Sometimes, oil-induced reactions could result from trace amounts of proteins present in them due to inadequate processing, and that are falsely attributed to oils. Furthermore, some hydrophobic protein allergens, known as oleosins, can also be present in oils. Nevertheless, as discussed earlier, sesame oil has been implicated in causing true allergic reactions—both immediate as well as delayed types of reactions (
Figure 1). Furthermore, an oral challenge test using oil in sesame allergy subjects also shows that immediate allergic reactions do occur upon oil feeding in controlled studies: some react to 3 mL while others at 15 mL of sesame oil in oral provocation testing [
127,
128,
129]. In addition, a variety of adverse reactions to sesame oil have been reported in the literature: lipoid pneumonia from sesame oil pulling, pneumonitis, eosinophilia, and eosinophilic pneumonia after in vitro fertilization treatments that had exposed subjects to the sesame oil, and subcutaneous granuloma formation due to intramuscular injection of sesame oil [
131,
132,
133,
134,
135,
136]. Thus, there is considerable evidence that the sesame oil is immunologically active in vivo and that it can elicit immune mediated adverse reactions in a variety of exposure situations.
Thus, together these lines of evidence show that the mechanisms of action of sesame oil on the immune system needs to be further elucidated. Furthermore, they also raise the question: should sesame oil be regulated for food safety in addition to the sesame protein?
The current food allergen regulation model is based on the ability of foods to trigger IgE-mediated reactions that tend to be life-threatening. There is growing evidence that non-IgE mechanisms to sesame and to other foods/drugs also can mediate life-threatening reactions in humans [
137,
138]. Therefore, should non-IgE mediated mechanisms also dictate food safety regulation?

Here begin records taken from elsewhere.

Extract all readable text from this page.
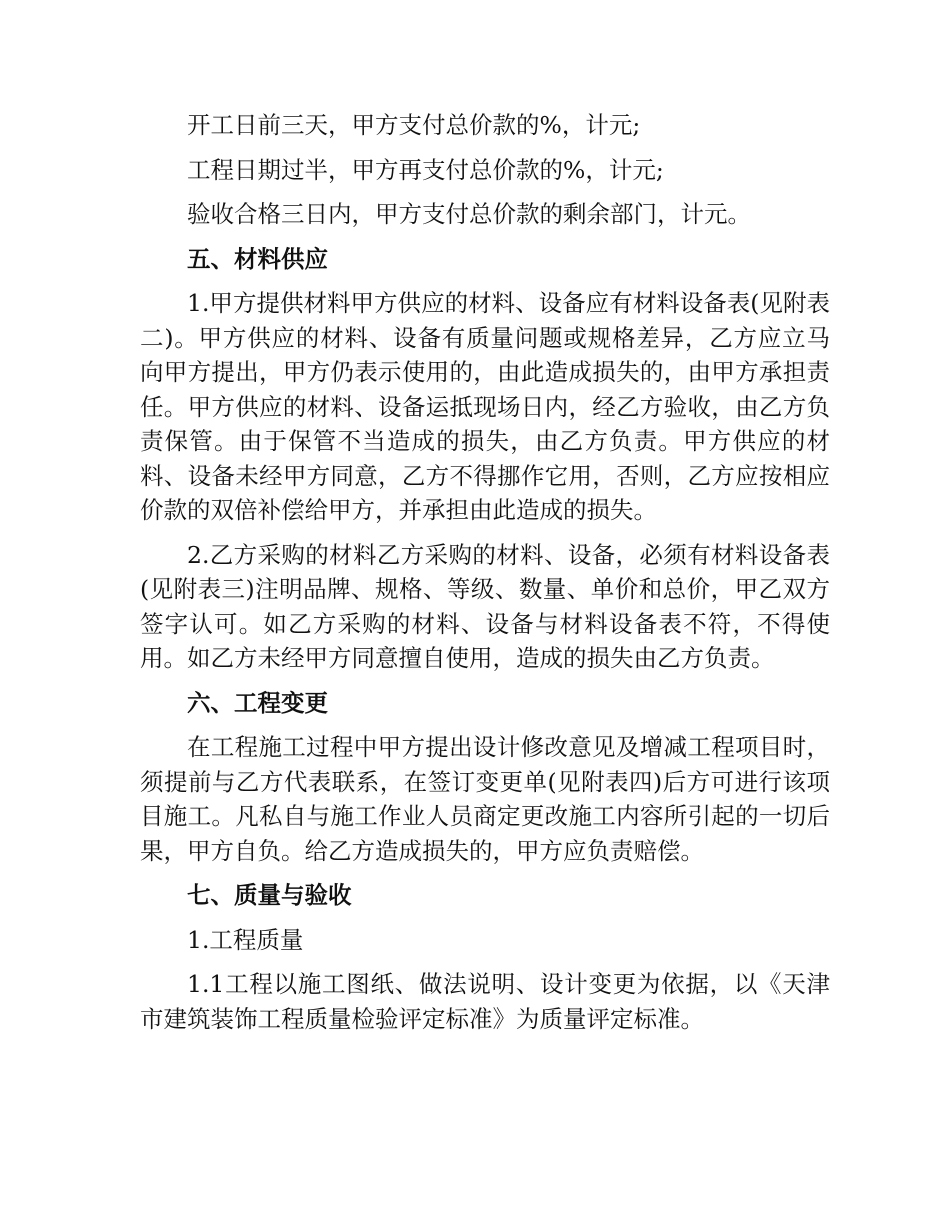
开工日前三天，甲方支付总价款的%，计元;

工程日期过半，甲方再支付总价款的%，计元;

验收合格三日内，甲方支付总价款的剩余部门，计元。

五、材料供应

1.甲方提供材料甲方供应的材料、设备应有材料设备表(见附表二)。甲方供应的材料、设备有质量问题或规格差异，乙方应立马向甲方提出，甲方仍表示使用的，由此造成损失的，由甲方承担责任。甲方供应的材料、设备运抵现场日内，经乙方验收，由乙方负责保管。由于保管不当造成的损失，由乙方负责。甲方供应的材料、设备未经甲方同意，乙方不得挪作它用，否则，乙方应按相应价款的双倍补偿给甲方，并承担由此造成的损失。

2.乙方采购的材料乙方采购的材料、设备，必须有材料设备表(见附表三)注明品牌、规格、等级、数量、单价和总价，甲乙双方签字认可。如乙方采购的材料、设备与材料设备表不符，不得使用。如乙方未经甲方同意擅自使用，造成的损失由乙方负责。

六、工程变更

在工程施工过程中甲方提出设计修改意见及增减工程项目时，须提前与乙方代表联系，在签订变更单(见附表四)后方可进行该项目施工。凡私自与施工作业人员商定更改施工内容所引起的一切后果，甲方自负。给乙方造成损失的，甲方应负责赔偿。

七、质量与验收

1.工程质量

1.1工程以施工图纸、做法说明、设计变更为依据，以《天津市建筑装饰工程质量检验评定标准》为质量评定标准。
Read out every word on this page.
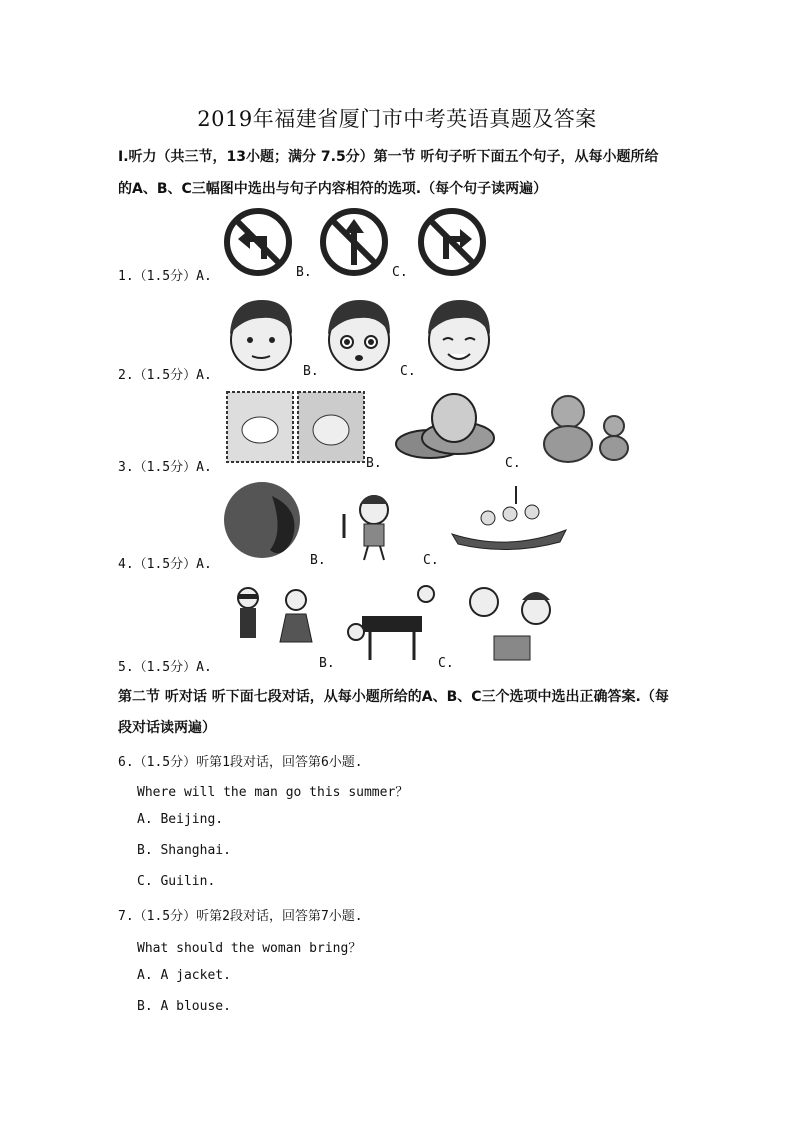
2019年福建省厦门市中考英语真题及答案
Ⅰ.听力（共三节，13小题；满分 7.5分）第一节 听句子听下面五个句子，从每小题所给
的A、B、C三幅图中选出与句子内容相符的选项.（每个句子读两遍）
1.（1.5分）A.	B.	C.
2.（1.5分）A.	B.	C.
3.（1.5分）A.	B.	C.
4.（1.5分）A.	B.	C.
5.（1.5分）A.	B.	C.
第二节 听对话 听下面七段对话，从每小题所给的A、B、C三个选项中选出正确答案.（每
段对话读两遍）
6.（1.5分）听第1段对话，回答第6小题.
Where will the man go this summer？
A. Beijing.
B. Shanghai.
C. Guilin.
7.（1.5分）听第2段对话，回答第7小题.
What should the woman bring？
A. A jacket.
B. A blouse.
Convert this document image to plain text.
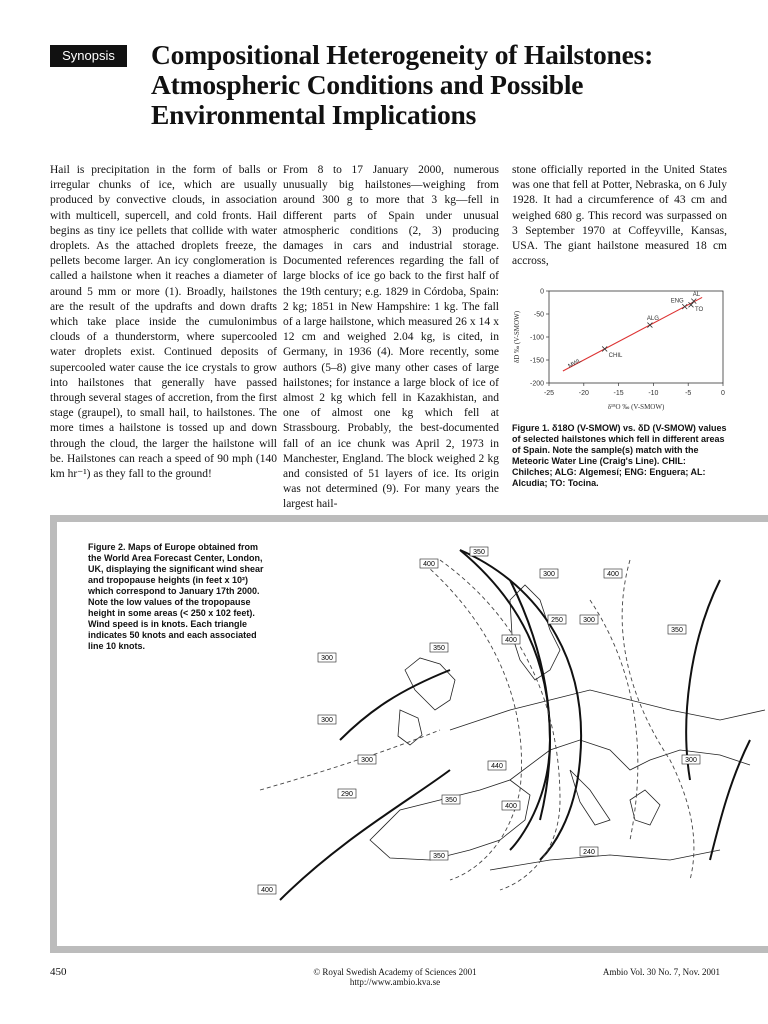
Synopsis	Compositional Heterogeneity of Hailstones: Atmospheric Conditions and Possible Environmental Implications

Hail is precipitation in the form of balls or irregular chunks of ice, which are usually produced by convective clouds, in association with multicell, supercell, and cold fronts. Hail begins as tiny ice pellets that collide with water droplets. As the attached droplets freeze, the pellets become larger. An icy conglomeration is called a hailstone when it reaches a diameter of around 5 mm or more (1). Broadly, hailstones are the result of the updrafts and down drafts which take place inside the cumulonimbus clouds of a thunderstorm, where supercooled water droplets exist. Continued deposits of supercooled water cause the ice crystals to grow into hailstones that generally have passed through several stages of accretion, from the first stage (graupel), to small hail, to hailstones. The more times a hailstone is tossed up and down through the cloud, the larger the hailstone will be. Hailstones can reach a speed of 90 mph (140 km hr⁻¹) as they fall to the ground!

From 8 to 17 January 2000, numerous unusually big hailstones—weighing from around 300 g to more that 3 kg—fell in different parts of Spain under unusual atmospheric conditions (2, 3) producing damages in cars and industrial storage. Documented references regarding the fall of large blocks of ice go back to the first half of the 19th century; e.g. 1829 in Córdoba, Spain: 2 kg; 1851 in New Hampshire: 1 kg. The fall of a large hailstone, which measured 26 x 14 x 12 cm and weighed 2.04 kg, is cited, in Germany, in 1936 (4). More recently, some authors (5–8) give many other cases of large hailstones; for instance a large block of ice of almost 2 kg which fell in Kazakhistan, and one of almost one kg which fell at Strassbourg. Probably, the best-documented fall of an ice chunk was April 2, 1973 in Manchester, England. The block weighed 2 kg and consisted of 51 layers of ice. Its origin was not determined (9). For many years the largest hail-

stone officially reported in the United States was one that fell at Potter, Nebraska, on 6 July 1928. It had a circumference of 43 cm and weighed 680 g. This record was surpassed on 3 September 1970 at Coffeyville, Kansas, USA. The giant hailstone measured 18 cm accross,

-25	-20	-15	-10	-5	0
0
-50
-100
-150
-200
δ¹⁸O ‰ (V-SMOW)
δD ‰ (V-SMOW)
MWL
CHIL
ALG
ENG
AL
TO
Figure 1. δ18O (V-SMOW) vs. δD (V-SMOW) values of selected hailstones which fell in different areas of Spain. Note the sample(s) match with the Meteoric Water Line (Craig's Line). CHIL: Chilches; ALG: Algemesí; ENG: Enguera; AL: Alcudia; TO: Tocina.
Figure 2. Maps of Europe obtained from the World Area Forecast Center, London, UK, displaying the significant wind shear and tropopause heights (in feet x 10²) which correspond to January 17th 2000. Note the low values of the tropopause height in some areas (< 250 x 102 feet). Wind speed is in knots. Each triangle indicates 50 knots and each associated line 10 knots.
350
400
300	400
250	300
350
300
400
350
300
440
300
290
350
400
300
240
350
400
450	© Royal Swedish Academy of Sciences 2001
http://www.ambio.kva.se
Ambio Vol. 30 No. 7, Nov. 2001
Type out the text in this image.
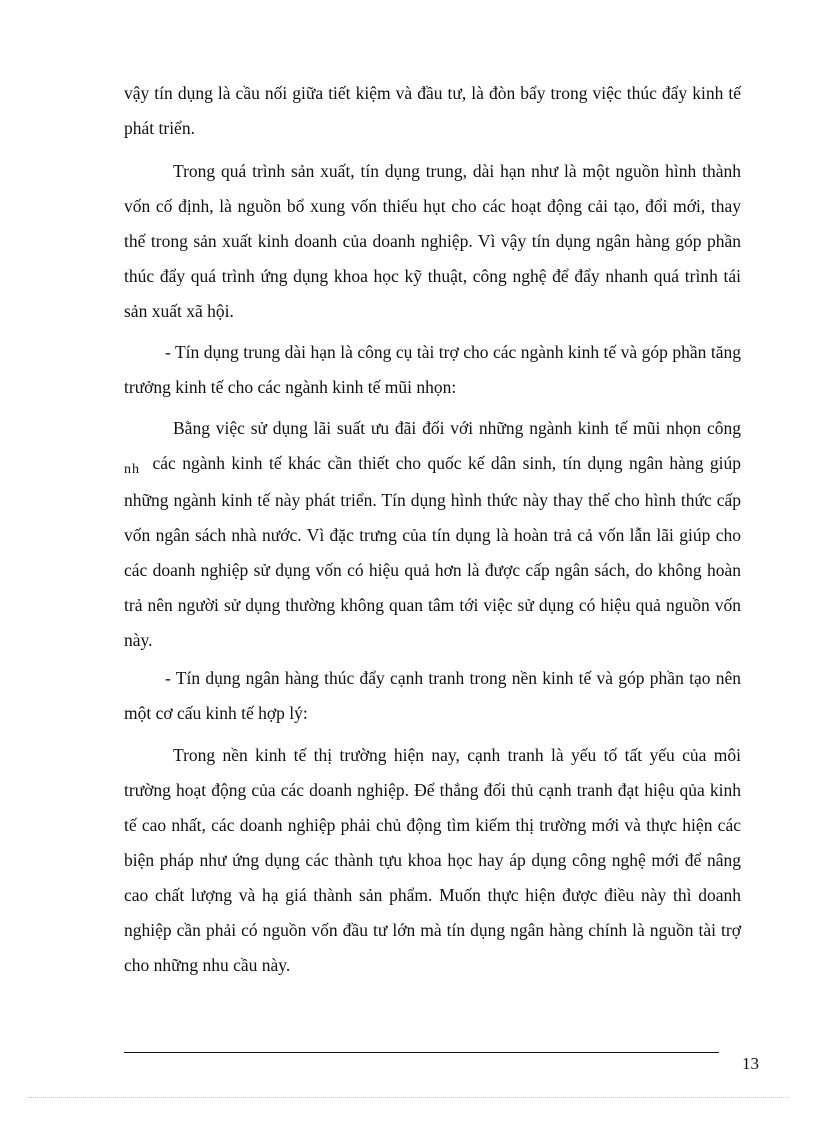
vậy tín dụng là cầu nối giữa tiết kiệm và đầu tư, là đòn bẩy trong việc thúc đẩy kinh tế phát triển.

Trong quá trình sản xuất, tín dụng trung, dài hạn như là một nguồn hình thành vốn cố định, là nguồn bổ xung vốn thiếu hụt cho các hoạt động cải tạo, đổi mới, thay thế trong sản xuất kinh doanh của doanh nghiệp. Vì vậy tín dụng ngân hàng góp phần thúc đẩy quá trình ứng dụng khoa học kỹ thuật, công nghệ để đẩy nhanh quá trình tái sản xuất xã hội.

- Tín dụng trung dài hạn là công cụ tài trợ cho các ngành kinh tế và góp phần tăng trưởng kinh tế cho các ngành kinh tế mũi nhọn:

Bằng việc sử dụng lãi suất ưu đãi đối với những ngành kinh tế mũi nhọn công $_{nh}$ các ngành kinh tế khác cần thiết cho quốc kế dân sinh, tín dụng ngân hàng giúp những ngành kinh tế này phát triển. Tín dụng hình thức này thay thế cho hình thức cấp vốn ngân sách nhà nước. Vì đặc trưng của tín dụng là hoàn trả cả vốn lẫn lãi giúp cho các doanh nghiệp sử dụng vốn có hiệu quả hơn là được cấp ngân sách, do không hoàn trả nên người sử dụng thường không quan tâm tới việc sử dụng có hiệu quả nguồn vốn này.

- Tín dụng ngân hàng thúc đẩy cạnh tranh trong nền kinh tế và góp phần tạo nên một cơ cấu kinh tế hợp lý:

Trong nền kinh tế thị trường hiện nay, cạnh tranh là yếu tố tất yếu của môi trường hoạt động của các doanh nghiệp. Để thắng đối thủ cạnh tranh đạt hiệu qủa kinh tế cao nhất, các doanh nghiệp phải chủ động tìm kiếm thị trường mới và thực hiện các biện pháp như ứng dụng các thành tựu khoa học hay áp dụng công nghệ mới để nâng cao chất lượng và hạ giá thành sản phẩm. Muốn thực hiện được điều này thì doanh nghiệp cần phải có nguồn vốn đầu tư lớn mà tín dụng ngân hàng chính là nguồn tài trợ cho những nhu cầu này.

13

Mandatory food allergen labelling has significantly advanced food safety for food allergy consumers. A related issue is the precautionary labelling of allergens, which are increasingly noticed on packaged foods. Occasionally, sesame is identified on the food labels in the USA, under the precautionary allergen labelling concept, which is not legally required in the USA. It is a voluntary decision made by the food industry. However, a recent outstanding study showed that consumers misunderstand such precautionary allergen labelling and that up to 40% of consumers purchased the products with precautionary labels [
139]. Therefore, to enable enhanced food safety for sesame allergic consumers in the USA, mandatory labelling may be of more benefit than the voluntary precautionary allergen labels.